Obamacare plan ignores what’s broken and breaks what works

Bloomberg News (TNS)

There’s good reason for Congress to remodel some aspects of Obamacare. More than half of people who get health coverage through the insurance exchanges have high out-of-pocket costs, for example; 1 in 10 say they’ve gone without medical care because of the expense.

Unfortunately, the congressional proposal getting attention at the moment — from Rep. Tom Price, R-Ga. — wouldn’t fix these problems. And it would do away with parts of the law that are working well.

The truth is, people are surprisingly happy with the coverage they’re buying on the exchanges, according to a recent survey from the Kaiser Family Foundation.

Price’s plan would undermine much of this success. It would close the state insurance exchanges and end income-adjusted subsidies. Policy buyers would still get help with the cost of their insurance, but it would come in the form of refundable tax credits, which would vary not by income but by age.

The expressed goal is simplicity. Under Obamacare, if you underestimate your income and thus receive an excessive subsidy, you have to return some portion of it.

But Price’s solution is to make the subsidies income-neutral. The reason Obamacare subsidies are complicated is so people can get affordable coverage, whatever their age, at the lowest government cost.

At the same time, Price’s plan would remove requirements that health plans cover hospital visits, emergency care, mental health and other essential services. The aim is to make insurance cheaper, but the effect would be to shift the full cost of those services onto those who need them.

Price’s bill would also end the most basic protection: That insurers provide coverage to people with preexisting conditions, without charging higher premiums. And it would do away with any limits on out-of-pocket payments.

By no means should Obamacare be considered a finished product. Any attempts to improve it, however, need to be careful to address real weaknesses, not imagined ones.

Executive compensation, ever higher, ever less justifiable

St. Louis Post-Dispatch (TNS)

By almost any measure, one of the least-successful movements of the past decade has been the effort to rein in executive pay. “Say on pay” laws haven’t worked. Tax reforms haven’t worked. Shame hasn’t worked.

The latest evidence can be found in studies of 2014 pay packages of executives of publicly traded firms done by Equilar, an executive compensation research firm, for the New York Times and the Associated Press. The Times reported that median pay for the 200 top-paid CEOs was $17.6 million, a growth of 21 percent in one year.

Pay raises fall off considerably below the top 200, though the CEOs will not have to apply for food stamps. The AP reported that the median for the heads of 338 firms in the Standard & Poor 500 that had filed 2014 proxy statements before April 30 was $10.6 million, up just $100,000 over the previous year.

Median gains are driven upward by extraordinary pay packages at the very top. No. 1 was David Zaslav of Discovery Communications, who took home $156.1 million in total compensation in 2014.

Indeed, 2014 was a good year to be in the entertainment business. Six of the top-paid CEOs ran TV, movie and cable companies. America’s Top Moguls used to make cars and steel and employ millions of people. Now they make reality shows that the unemployed can watch to kill time.

If there’s any good news, it’s that the CEOs in the Equilar-AP study earned a mere 205 times the average worker’s wage. Average wages have risen slightly, so the number is down from 257 in 2013, the AP calculated.
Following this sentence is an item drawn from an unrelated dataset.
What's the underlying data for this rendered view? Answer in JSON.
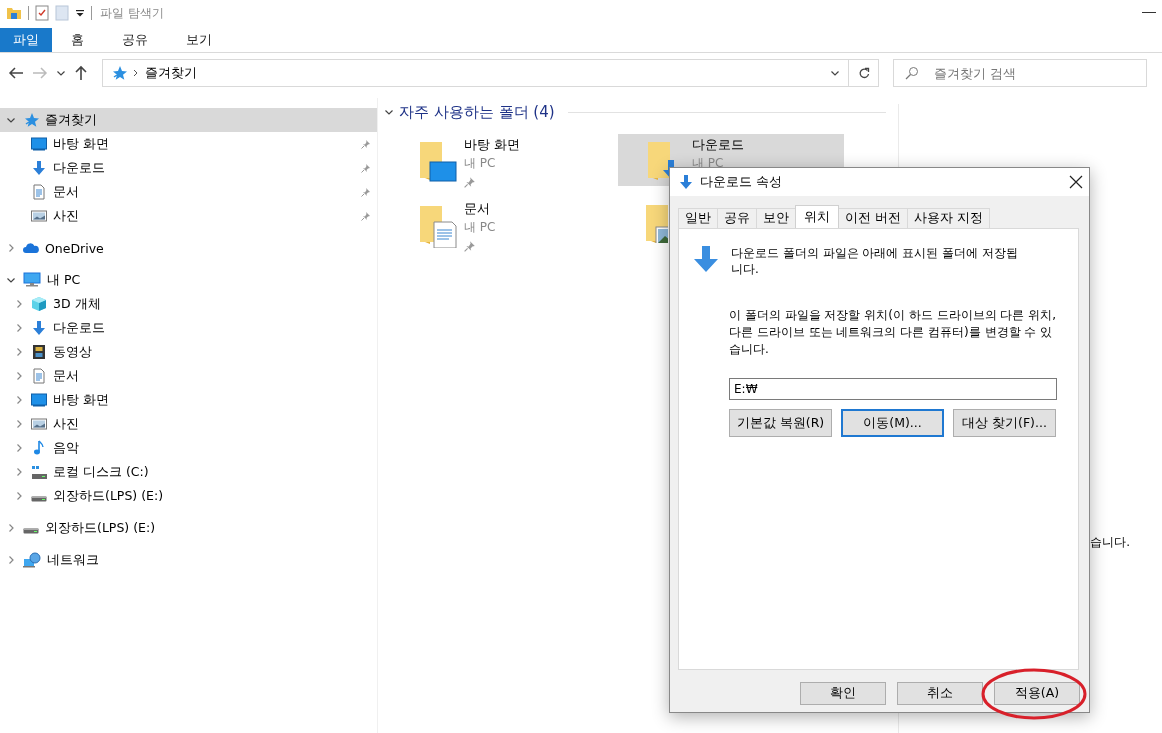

American workers have less because the bosses, and the shareholders they slavishly serve (the wealthiest 5 percent of Americans own 70 percent of stocks), have more.
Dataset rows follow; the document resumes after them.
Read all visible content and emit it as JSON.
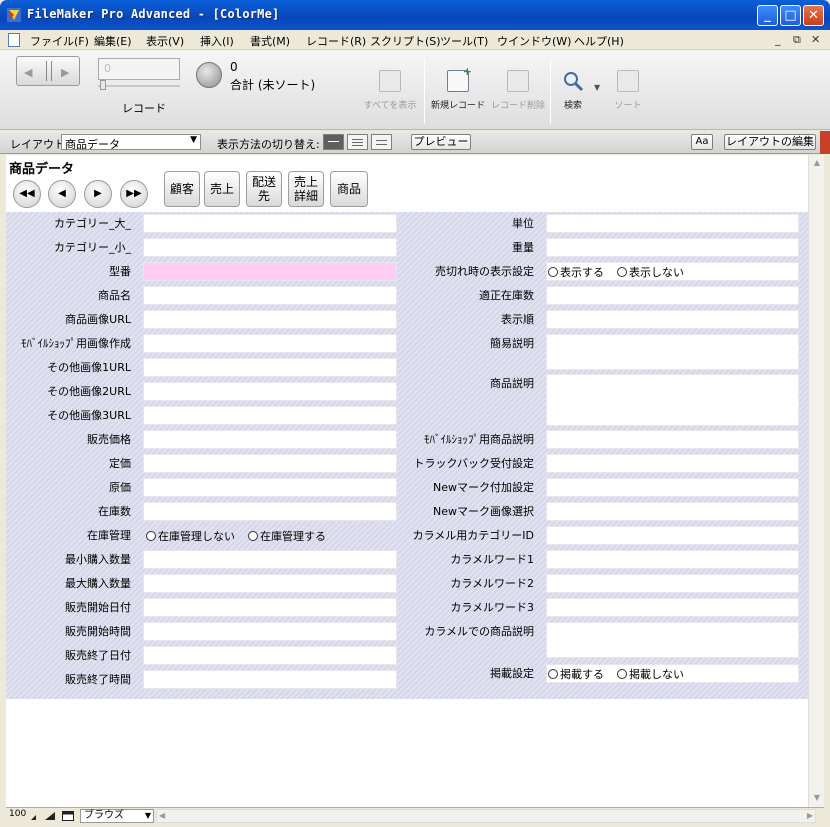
{
  "window": {
    "title": "FileMaker Pro Advanced - [ColorMe]",
    "buttons": {
      "minimize": "_",
      "maximize": "□",
      "close": "✕"
    }
  },
  "menubar": {
    "items": [
      "ファイル(F)",
      "編集(E)",
      "表示(V)",
      "挿入(I)",
      "書式(M)",
      "レコード(R)",
      "スクリプト(S)",
      "ツール(T)",
      "ウインドウ(W)",
      "ヘルプ(H)"
    ],
    "mdi": {
      "minimize": "_",
      "restore": "⧉",
      "close": "✕"
    }
  },
  "toolbar": {
    "record_number": "0",
    "record_label": "レコード",
    "found_count": "0",
    "found_label": "合計 (未ソート)",
    "show_all": "すべてを表示",
    "new_record": "新規レコード",
    "delete_record": "レコード削除",
    "find": "検索",
    "sort": "ソート"
  },
  "layoutbar": {
    "layout_label": "レイアウト:",
    "layout_value": "商品データ",
    "view_as_label": "表示方法の切り替え:",
    "preview": "プレビュー",
    "aa": "Aa",
    "edit_layout": "レイアウトの編集"
  },
  "header": {
    "title": "商品データ",
    "nav_first": "◀◀",
    "nav_prev": "◀",
    "nav_next": "▶",
    "nav_last": "▶▶",
    "btn_customer": "顧客",
    "btn_sales": "売上",
    "btn_delivery": "配送先",
    "btn_sales_detail": "売上詳細",
    "btn_product": "商品"
  },
  "left_fields": [
    "カテゴリー_大_",
    "カテゴリー_小_",
    "型番",
    "商品名",
    "商品画像URL",
    "ﾓﾊﾞｲﾙｼｮｯﾌﾟ用画像作成",
    "その他画像1URL",
    "その他画像2URL",
    "その他画像3URL",
    "販売価格",
    "定価",
    "原価",
    "在庫数",
    "在庫管理",
    "最小購入数量",
    "最大購入数量",
    "販売開始日付",
    "販売開始時間",
    "販売終了日付",
    "販売終了時間"
  ],
  "stock_radio": [
    "在庫管理しない",
    "在庫管理する"
  ],
  "right_fields": {
    "unit": "単位",
    "weight": "重量",
    "soldout": "売切れ時の表示設定",
    "proper_stock": "適正在庫数",
    "display_order": "表示順",
    "short_desc": "簡易説明",
    "desc": "商品説明",
    "mobile_desc": "ﾓﾊﾞｲﾙｼｮｯﾌﾟ用商品説明",
    "trackback": "トラックバック受付設定",
    "newmark": "Newマーク付加設定",
    "newmark_img": "Newマーク画像選択",
    "caramel_cat": "カラメル用カテゴリーID",
    "caramel_w1": "カラメルワード1",
    "caramel_w2": "カラメルワード2",
    "caramel_w3": "カラメルワード3",
    "caramel_desc": "カラメルでの商品説明",
    "publish": "掲載設定"
  },
  "soldout_radio": [
    "表示する",
    "表示しない"
  ],
  "publish_radio": [
    "掲載する",
    "掲載しない"
  ],
  "status": {
    "zoom": "100",
    "mode": "ブラウズ"
  }
}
All of this has been enabled by the takeover of American government by corporate America, made possible by campaign finance laws. When democracy becomes a plutocracy, this is what you get.
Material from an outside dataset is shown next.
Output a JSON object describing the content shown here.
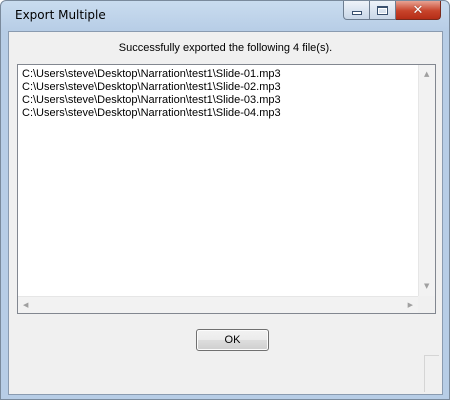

As the economy teetered toward collapse in 2008, there were calls to do something about this. Clinton-era tax reform already had failed, as firms learned to pay executives less in cash (which couldn’t be written off) and more in “performance pay” (stock options and grants) that remained deductible.

The Dodd-Frank Reform Act of 2010 contained provisions giving shareholders a “say on pay.” At least once every three years, shareholders get to vote on financial compensation packages for executives. For the most part shareholders have blithely endorsed the pay hikes.

And why not! What’s tens of millions of dollars in siphoned-off earnings among friends? Unless an executive drives the company into a ditch, they’re going to give him a raise.

Studies have shown that most executives’ talents are not irreplaceable. Very few of them can transfer their skills to another company. Like Major League Baseball slugger Albert Pujols, when a star’s price gets too high, it’s not a bad idea to let him walk.